OpenBSD Journal

IEEE Begins Standard to Create Baseline for More Security

Contributed by jose on from the standards- dept.

Charles Hill writes: "The ability to enhance security in information systems and networks is limited by the operating systems that underpin them. Recognizing this, the Institute of Electrical and Electronics Engineers (IEEE) has begun work on a standard to formulate consistent baseline security requirements for general-purpose (GP), commercial, off-the-shelf (COTS) operating systems.

Businesswire story

This sounds like a baseline standard, a step below the Common Criteria (CCEVS). Well, a non-governmental standard anyway."

People have been trying to do this for a long time, but it's plauged by he complexity of the situation and the dynamicism of industry. We'll see what comes of this, but remember what happened to the Rainbow books and the Common Criteria.

(Comments are closed)


Comments
  1. By Anonymous Coward () on

    I hope this isn't just going to be a 'standard' where 'lots of money' is the baseline criteria for claiming complience.

  2. By Anonymous Coward () on

    This is stupid, just as all the other "security" certifications and whatnot are. It's an "information security" mantra that you can't bolt on security so why/how would another worthless "certification" be effective?

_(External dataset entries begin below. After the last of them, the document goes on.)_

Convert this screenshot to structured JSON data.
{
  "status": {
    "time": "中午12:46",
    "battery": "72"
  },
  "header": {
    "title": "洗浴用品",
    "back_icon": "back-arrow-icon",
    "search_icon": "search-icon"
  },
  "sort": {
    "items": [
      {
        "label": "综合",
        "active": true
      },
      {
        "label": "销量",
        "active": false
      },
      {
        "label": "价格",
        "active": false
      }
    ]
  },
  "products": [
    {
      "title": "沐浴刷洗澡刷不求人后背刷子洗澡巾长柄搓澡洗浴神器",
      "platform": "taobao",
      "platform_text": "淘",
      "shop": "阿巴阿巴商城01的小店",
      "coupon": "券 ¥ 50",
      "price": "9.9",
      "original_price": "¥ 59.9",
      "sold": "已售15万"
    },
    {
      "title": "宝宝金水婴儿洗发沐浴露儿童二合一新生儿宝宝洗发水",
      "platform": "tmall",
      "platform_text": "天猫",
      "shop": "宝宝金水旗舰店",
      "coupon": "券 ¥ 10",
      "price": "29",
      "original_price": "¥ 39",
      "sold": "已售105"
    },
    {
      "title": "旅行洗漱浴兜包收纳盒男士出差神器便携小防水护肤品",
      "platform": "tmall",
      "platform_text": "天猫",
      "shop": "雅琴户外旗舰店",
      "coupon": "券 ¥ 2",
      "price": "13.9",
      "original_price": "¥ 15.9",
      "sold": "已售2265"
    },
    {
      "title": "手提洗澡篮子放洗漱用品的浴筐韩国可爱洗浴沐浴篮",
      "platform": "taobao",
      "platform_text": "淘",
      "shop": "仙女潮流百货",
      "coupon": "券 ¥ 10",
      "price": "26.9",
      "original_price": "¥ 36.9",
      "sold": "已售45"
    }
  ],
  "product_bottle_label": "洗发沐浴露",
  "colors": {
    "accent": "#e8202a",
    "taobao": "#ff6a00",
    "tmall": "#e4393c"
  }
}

    Would Windows suddently become secure? Would worms stop working? Viruses fail? Would programmers the world over suddenly stop writing exploitable code because someone said "don't write exploitable code"?

    I think not.

    The first step in secure OS's it to fire the hype spewing marketing types who drive needless feature development on timetables that are inpossible to meet without cutting corners.

    You don't seen that type of marketing with OpenBSD, do you? And look at the OpenBSD errata versus the now marketing drive Red Hat.

    Security standards are a joke and defy even their own logic.

    Comments
    1. By Anonymous Coward () on


      And have you heard of these IEEE POSIX standards ? What a joke are they ? Who needs "standards compliant" ? Everybody knows that the mantra of interoperability is untrue. No one has ever benefited this so called portability. What a load a crap. Look at OpenBSD - it doesn't care about POSIX does it ? Who needs it! OpenBSD and all O/S's can survive without it.

      (sarcasm)

      Get real. A lot of IEEE standards are very effective for what they do - and if this is executed by the right people and taken the right direction, then it could be as well. No standard is going to be a silver bullet for security - but at least it may contribute to raising the bar.


  3. By tedu () on

    in RFC format:

    PASSWORDS:
    The secure system MUST have passwords. They SHOULD be hard to crack. Easy to crack passwords SHOULD be identified as such.

    VIRUSES:
    The secure system MAY NOT transmit virueses. As an OPTIONAL extension, it MAY quarantine them.

    PR0N:
    Viewing of pr0n SHOULD be restricted. Users MUST be 18 years old.

    Comments
    1. By Anonymous Coward () on

      VIRUSES: The secure system MAY NOT transmit virueses. What about on Tuesdays?

    2. By Anonymous Coward () on

      LOL!!!

  4. By butthead () nope@nodda.not on mailto:nope@nodda.not

    They can just create a page that says "See OpenBSD.".